Pour le commissaire européen au Commerce, Karel De Gucht, les critiques du Premier ministre Elio Di Rupo (PS) selon lesquelles l’Europe n’aurait pas de politique industrielle cohérente, sont trop faciles. "La Belgique ferait mieux de se concentrer davantage sur la recherche et l’innovation afin de retrouver la croissance" ajoute De Gucht.

Au début de la semaine, le Premier ministre Elio Di Rupo a critiqué l'Europe à la suite des licenciements annoncés chez Caterpillar Gosselies (Hainaut). La direction de la multinationale veut y supprimer 1400 emplois. Les hommes politiques wallons ont réagi à l'unanimité de manière indignée. Le Premier ministre, lui-même, s’en est pris à l'Europe, coupable, selon lui, de ne pas avoir de politique industrielle cohérente.

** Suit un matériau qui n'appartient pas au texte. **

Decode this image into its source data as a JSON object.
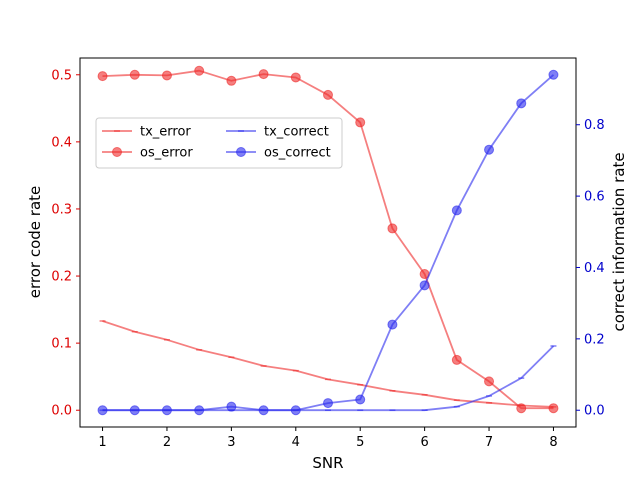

Le commissaire européen au Commerce, Karel De Gucht trouve que la critique est trop facile: "Je comprends que le Premier ministre Di Rupo réagisse de manière émotionnelle lorsqu’un drame social se déroule dans son pré carré, c'est tout à fait normal, mais il est trop facile d’utiliser l'Europe comme un bouc émissaire", explique De Gucht actuellement aux États-Unis.

Karel De Gucht estime que notre pays ferait mieux de s’engager davantage dans la recherche et l'innovation. "Le renouveau de l'industrie européenne et de l'industrie belge doit être consacré à la recherche et au développement de nouveaux produits lancés sur le marché. On ferait mieux de s’occuper de cela plutôt que de traiter constamment des questions institutionnelles".

Karel De Gucht se trouve actuellement aux Etats-Unis, où il prononçait un discours à l'Université de Harvard sur l'accord de libre-échange à venir entre l'Europe et les Etats-Unis. Pour le commissaire européen un tel accord constitue un plan de relance bon marché pour sortir de la crise.